Documentation
Code documentation is usually the last thing that engineers ever worry about. Failing to document your code and services means that:
- You must be called or paged if it fails. You cannot realistically expect fellow co-workers to be able to fix problems in it.
- If fellow co-workers are assigned a story on that application, they cannot quickly get up to speed on it and contribute improvements to it.
- If you are sick, on vacation, or unavailable, there is a great risk that the application could go down and cause a severe incident. The team might blame you for the issue, because they did not understand how to fix it and you were unavailable.
- There is a greater chance that other engineers will change it in ways that break the service, are not backwards compatible, or are not in line with your future plans or intentions to update the service.
- The team is more likely to abandon or replace that service.
- There is practically no chance the application could be re-used by other teams in the company.
- Competing solutions are bound to be developed, and one day you might find other teams insisting that your service gets replaced with theirs.
- Management and product owners are unlikely to understand the application, and it can be very difficult to convince them that certain changes are needed. It becomes a pain to try justifying stories related to the application.
There are a variety of ways to document code and services on a team.
In Code
Confusing or un-intuitive business logic should have some comments in the code explaining it. Ideally code should be intuitive enough that comments are not needed, but there are often exceptions. Links to external docs or requirements are encouraged.
Function Documentation
It is a good idea to add comments related to individual functions in the code. Most IDEs today have keyboard shortcuts that will show those function comments automatically, which could be immensely helpful for engineers who didn’t write it, or can’t remember how it works.
Be sure to document how the function behaves in certain edge cases, and any requirements it has on the inputs. Document what the output would look like, if it can return null values, and under what conditions it throws an error or exception.
Unit Tests
There is also a belief that unit tests should serve as documentation too. The unit tests should demonstrate how components get wired together. They serve as examples of how to use the code. However, these still might be un-clear to readers, plus the users might struggle to find the right unit test. I do not recommend relying on them for documentation alone.
README Documentation
This is probably more important than the previous documentation places. When fellow engineers, product owners, and teams take a look at your code in github, the README is often the only thing they take a look at.
In your README, be sure to have:
- A general description of what the application does.
- An explanation of what is in scope or not.
- A diagram or two to aid in the explanation.
- A thorough description of the configuration for the app, what values can be used in each field of the configuration.
- An outline of packages in the repo, major high level services, and how they interact with each other.
The README is designed for other software engineers.
User Manuals
For end users, a less technical user manual should be provided.
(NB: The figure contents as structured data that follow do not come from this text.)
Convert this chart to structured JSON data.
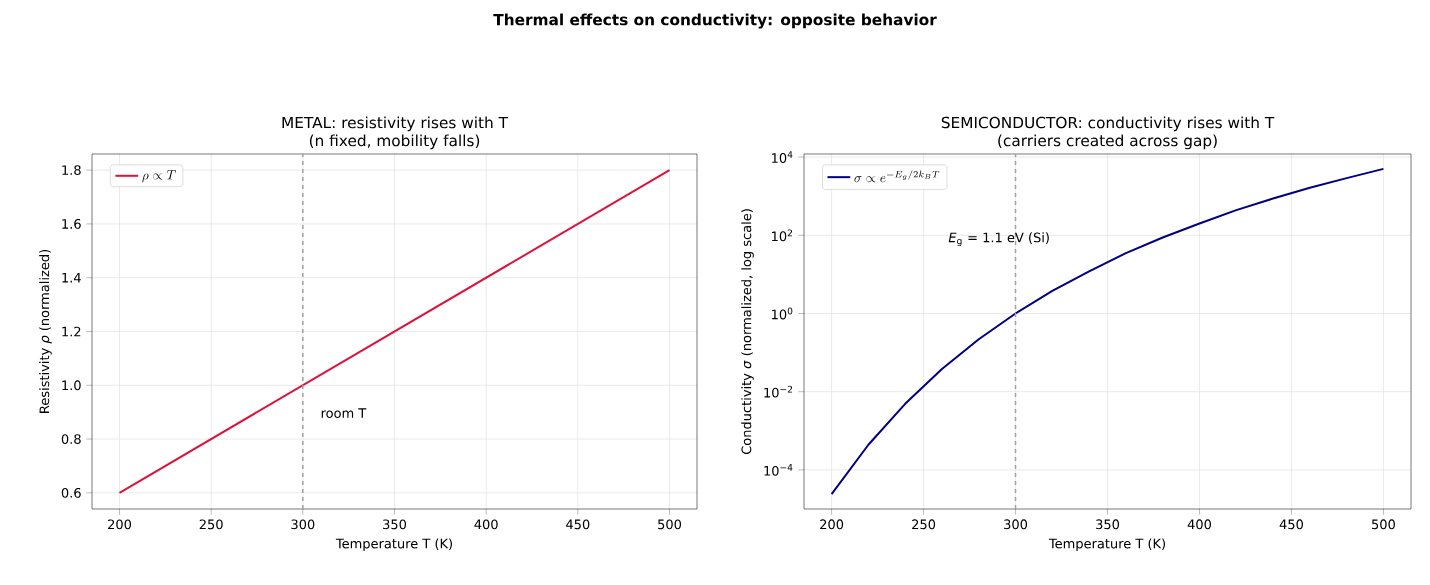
{
  "chart_data": [
    {
      "type": "line",
      "title": "METAL: resistivity rises with T",
      "subtitle": "(n fixed, mobility falls)",
      "xlabel": "Temperature T (K)",
      "ylabel": "Resistivity *ρ* (normalized)",
      "x": [
        200,
        500
      ],
      "series": [
        {
          "name": "\\rho \\propto T",
          "color": "#dc143c",
          "values": [
            0.6,
            1.8
          ]
        }
      ],
      "xlim": [
        185,
        515
      ],
      "ylim": [
        0.54,
        1.86
      ],
      "xticks": [
        200,
        250,
        300,
        350,
        400,
        450,
        500
      ],
      "yticks": [
        0.6,
        0.8,
        {
          "value": 1,
          "label": "1.0"
        },
        1.2,
        1.4,
        1.6,
        1.8
      ],
      "grid": true,
      "legend": "top left",
      "marker": "none",
      "line_style": "solid",
      "ref_lines": [
        {
          "axis": "x",
          "value": 300,
          "color": "#a0a0a0",
          "line_style": "dashed"
        }
      ],
      "annotations": [
        "Thermal effects on conductivity: opposite behavior",
        "room T"
      ]
    },
    {
      "type": "line",
      "title": "SEMICONDUCTOR: conductivity rises with T",
      "subtitle": "(carriers created across gap)",
      "xlabel": "Temperature T (K)",
      "ylabel": "Conductivity *σ* (normalized, log scale)",
      "x": [
        200,
        220,
        240,
        260,
        280,
        300,
        320,
        340,
        360,
        380,
        400,
        420,
        440,
        460,
        480,
        500
      ],
      "series": [
        {
          "name": "\\sigma \\propto e^{-E_g/2k_BT}",
          "color": "#000080",
          "values": [
            2.4e-05,
            0.00044,
            0.0049,
            0.038,
            0.22,
            1,
            3.8,
            12,
            35,
            88,
            200,
            440,
            870,
            1640,
            2900,
            5000
          ]
        }
      ],
      "log": "y",
      "xlim": [
        185,
        515
      ],
      "ylim": [
        1e-05,
        12000
      ],
      "xticks": [
        200,
        250,
        300,
        350,
        400,
        450,
        500
      ],
      "yticks": [
        {
          "value": 0.0001,
          "label": "10$^{−4}$"
        },
        {
          "value": 0.01,
          "label": "10$^{−2}$"
        },
        {
          "value": 1,
          "label": "10$^{0}$"
        },
        {
          "value": 100,
          "label": "10$^{2}$"
        },
        {
          "value": 10000,
          "label": "10$^{4}$"
        }
      ],
      "grid": true,
      "legend": "top left",
      "marker": "none",
      "line_style": "solid",
      "ref_lines": [
        {
          "axis": "x",
          "value": 300,
          "color": "#a0a0a0",
          "line_style": "dashed"
        }
      ],
      "annotations": [
        "*E*$_{g}$ = 1.1 eV (Si)"
      ]
    }
  ]
}
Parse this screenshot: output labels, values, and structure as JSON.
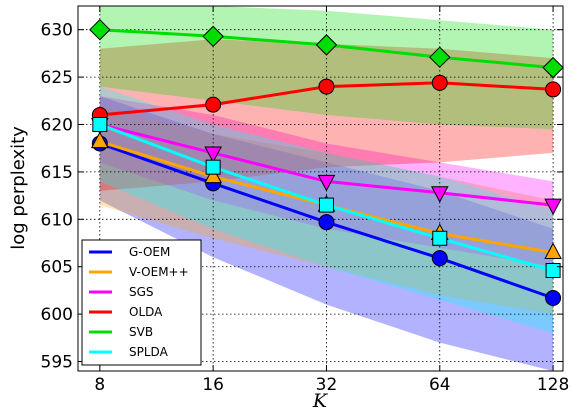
{
  "chart_data": {
    "type": "line",
    "xlabel": "K",
    "ylabel": "log perplexity",
    "x": [
      8,
      16,
      32,
      64,
      128
    ],
    "x_tick_labels": [
      "8",
      "16",
      "32",
      "64",
      "128"
    ],
    "x_scale": "log2",
    "xlim": [
      7,
      136
    ],
    "ylim": [
      594,
      632.5
    ],
    "y_ticks": [
      595,
      600,
      605,
      610,
      615,
      620,
      625,
      630
    ],
    "grid": true,
    "legend_position": "lower-left",
    "series": [
      {
        "name": "G-OEM",
        "color": "#0000ff",
        "marker": "circle",
        "values": [
          618,
          613.8,
          609.7,
          605.9,
          601.7
        ],
        "band_low": [
          612,
          606,
          601,
          597,
          594
        ],
        "band_high": [
          623,
          619,
          616,
          613,
          609
        ]
      },
      {
        "name": "V-OEM++",
        "color": "#ffa500",
        "marker": "triangle-up",
        "values": [
          618.2,
          614.5,
          611.5,
          608.5,
          606.5
        ],
        "band_low": [
          611.5,
          608,
          605,
          602,
          600
        ],
        "band_high": [
          622,
          619,
          617,
          614.5,
          612
        ]
      },
      {
        "name": "SGS",
        "color": "#ff00ff",
        "marker": "triangle-down",
        "values": [
          620,
          617,
          614,
          612.8,
          611.5
        ],
        "band_low": [
          616,
          612,
          609,
          607,
          605
        ],
        "band_high": [
          623,
          621,
          618,
          616,
          614
        ]
      },
      {
        "name": "OLDA",
        "color": "#ff0000",
        "marker": "circle",
        "values": [
          621,
          622.1,
          624,
          624.4,
          623.7
        ],
        "band_low": [
          613,
          614,
          615.5,
          616,
          617
        ],
        "band_high": [
          628,
          629,
          628.5,
          628,
          627
        ]
      },
      {
        "name": "SVB",
        "color": "#00dd00",
        "marker": "diamond",
        "values": [
          630,
          629.3,
          628.4,
          627.1,
          626
        ],
        "band_low": [
          624,
          622.5,
          621,
          620,
          619.5
        ],
        "band_high": [
          633,
          632.5,
          632,
          631,
          630
        ]
      },
      {
        "name": "SPLDA",
        "color": "#00ffff",
        "marker": "square",
        "values": [
          620,
          615.5,
          611.5,
          608,
          604.6
        ],
        "band_low": [
          614,
          609,
          605,
          601.5,
          598
        ],
        "band_high": [
          624,
          620,
          617,
          614.5,
          611
        ]
      }
    ]
  }
}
It can be a text document, a Confluence page, or a static website. It’s more important that the manual is written than that it is in a nice medium or format.
Confluence is useful for documentation that might need to be updated by less technical employees, or management. The managers might not have the time, access, or experience to update static website code.
Having a poor user manual will result in a low net-promote score, low adoption of your service, many support questions sidetracking engineers, and probably a worse performance rating for the engineers that made it.
User manuals should be easy to search through, and not overwhelm the user all at once.
Playbooks and Runbooks
This is more of a support plan for the application. These outline how the team should respond to incidents, what things they should check for troubleshooting purposes, and what controls they might need to toggle. These are a bit more likely to change over time, so using a medium that is easily updated by co-workers is recommended. This might suggest using Confluence over making static websites.
Playbooks
Playbooks tend to be more high level, focusing on company policies and procedures. For example, they document who should be called, how to setup a bridge, how the incident severity is decided, etc.
Runbooks
These are more about what controls should be switched in the event of specific failures. They can involve administrative scripts, but don’t necessarily need to.